New State Regulations To Protect Tipped Restaurant Workers And Bartenders
PITTSBURGH (KDKA) -- In Pennsylvania, like most states, there's a separate lower minimum wage for tipped workers like wait staff at restaurants and a higher minimum wage for everyone else.
Gov. Tom Wolf has been trying to change that.
When it comes to their minimum wage, tipped workers at restaurants and bartenders must be paid at least $2.83 an hour. Tips are supposed to get them up to the state's minimum wage of $7.25 an hour.
If tips don't do that, says John Longstreet, president of the Pennsylvania Restaurant & Lodging Association, "The employer is responsible for bringing them up to the full minimum wage with company proceeds."
"This has been the law since 1977," Longstreet told KDKA money editor Jon Delano on Wednesday.
While Wolf would rather have all workers at the same minimum wage of $12.00 an hour, the Republican Legislature has not gone along. Instead, the governor proposed a set of regulations just approved by the regulatory commission.
"This will protect their tips.
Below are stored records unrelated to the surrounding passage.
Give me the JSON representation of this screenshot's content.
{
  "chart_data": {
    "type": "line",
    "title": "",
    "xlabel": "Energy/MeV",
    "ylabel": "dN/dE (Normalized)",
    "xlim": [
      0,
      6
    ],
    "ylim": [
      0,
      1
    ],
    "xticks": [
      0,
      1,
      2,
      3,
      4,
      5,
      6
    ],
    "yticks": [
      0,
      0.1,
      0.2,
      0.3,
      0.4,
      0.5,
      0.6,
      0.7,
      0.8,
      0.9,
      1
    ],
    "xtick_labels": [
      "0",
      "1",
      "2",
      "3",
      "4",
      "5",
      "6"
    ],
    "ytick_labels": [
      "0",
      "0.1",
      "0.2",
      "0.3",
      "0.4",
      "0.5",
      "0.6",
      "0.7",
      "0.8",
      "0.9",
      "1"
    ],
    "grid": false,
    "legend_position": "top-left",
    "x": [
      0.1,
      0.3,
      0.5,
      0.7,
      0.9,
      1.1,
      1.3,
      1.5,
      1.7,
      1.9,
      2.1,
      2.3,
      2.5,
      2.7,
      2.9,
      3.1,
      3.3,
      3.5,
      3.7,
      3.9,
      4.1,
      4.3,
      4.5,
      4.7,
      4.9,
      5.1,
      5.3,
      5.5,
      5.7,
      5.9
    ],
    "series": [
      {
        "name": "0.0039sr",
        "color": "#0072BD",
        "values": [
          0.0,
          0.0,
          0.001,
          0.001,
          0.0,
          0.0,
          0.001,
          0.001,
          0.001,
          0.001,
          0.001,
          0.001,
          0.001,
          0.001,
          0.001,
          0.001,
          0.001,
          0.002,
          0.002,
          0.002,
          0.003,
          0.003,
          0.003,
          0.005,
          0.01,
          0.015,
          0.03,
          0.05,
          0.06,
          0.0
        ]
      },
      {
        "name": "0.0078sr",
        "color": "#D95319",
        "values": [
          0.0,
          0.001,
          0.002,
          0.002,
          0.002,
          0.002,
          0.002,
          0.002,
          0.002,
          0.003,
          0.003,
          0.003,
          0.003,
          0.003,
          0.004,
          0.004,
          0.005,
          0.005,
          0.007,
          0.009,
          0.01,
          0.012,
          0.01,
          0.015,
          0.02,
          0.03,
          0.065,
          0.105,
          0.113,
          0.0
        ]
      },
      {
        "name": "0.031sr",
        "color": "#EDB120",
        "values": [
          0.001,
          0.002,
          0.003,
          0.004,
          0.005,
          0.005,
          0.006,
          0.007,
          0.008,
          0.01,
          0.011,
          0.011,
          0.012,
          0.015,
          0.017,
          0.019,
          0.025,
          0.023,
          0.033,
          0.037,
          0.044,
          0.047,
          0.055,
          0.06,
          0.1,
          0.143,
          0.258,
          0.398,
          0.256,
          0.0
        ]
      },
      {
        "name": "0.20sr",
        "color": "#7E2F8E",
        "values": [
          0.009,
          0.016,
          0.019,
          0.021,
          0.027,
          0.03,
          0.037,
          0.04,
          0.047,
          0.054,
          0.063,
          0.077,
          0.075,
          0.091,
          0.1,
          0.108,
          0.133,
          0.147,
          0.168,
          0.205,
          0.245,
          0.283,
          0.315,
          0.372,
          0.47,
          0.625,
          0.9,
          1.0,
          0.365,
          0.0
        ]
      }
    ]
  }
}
It clarifies that the money they earn in tips goes into their pocket and is not diverted in any way to the operational expenses of an employer," says Tom Foley, the deputy policy director at the Pennsylvania Department of Labor & Industry.
Restaurant and bar owners can no longer keep for themselves part of a tip left on a credit card, and the so-called 80-20 rule is clarified so that tipped employees cannot be required to do non-tip work like sweeping floors or painting walls at that very low $2.83 minimum wage.
Another change is that if tipped workers make less than $135 in tips each month, they must be paid the regular minimum wage.
"We've never had an issue where we've had to make up that difference because they've always earned well above what that is," says Dane Marshall, who owns Bob's Diner.
Marshall says customer tips keep her employees' average hourly wage well above the state minimum.
"My servers are good. They're professionals. They're probably around $20 an hour combined with their wages and what their tips are," she says.
Marshall says the generosity of customers in tipping wait staff, especially during this pandemic, really made a difference.
"Back in my day, when people started eating out, 10 percent was a normal tip and then it was 15. Today, 20 is bare minimum. Most people are above 20 percent," says Marshall.
"The restaurant industry was in great distress during the pandemic, particularly in Pennsylvania, and their customers and their friends rose up to help them by being more generous with the tips. I think that's something that may stick around for a while," Longstreet said.
It does depend on where you drink or dine. Twenty percent at a diner is much more affordable than twenty percent at some high-priced restaurant.
Bottom line, these new regulations – which have the support of the state restaurant association – seem to protect servers and their tips without hurting the owners.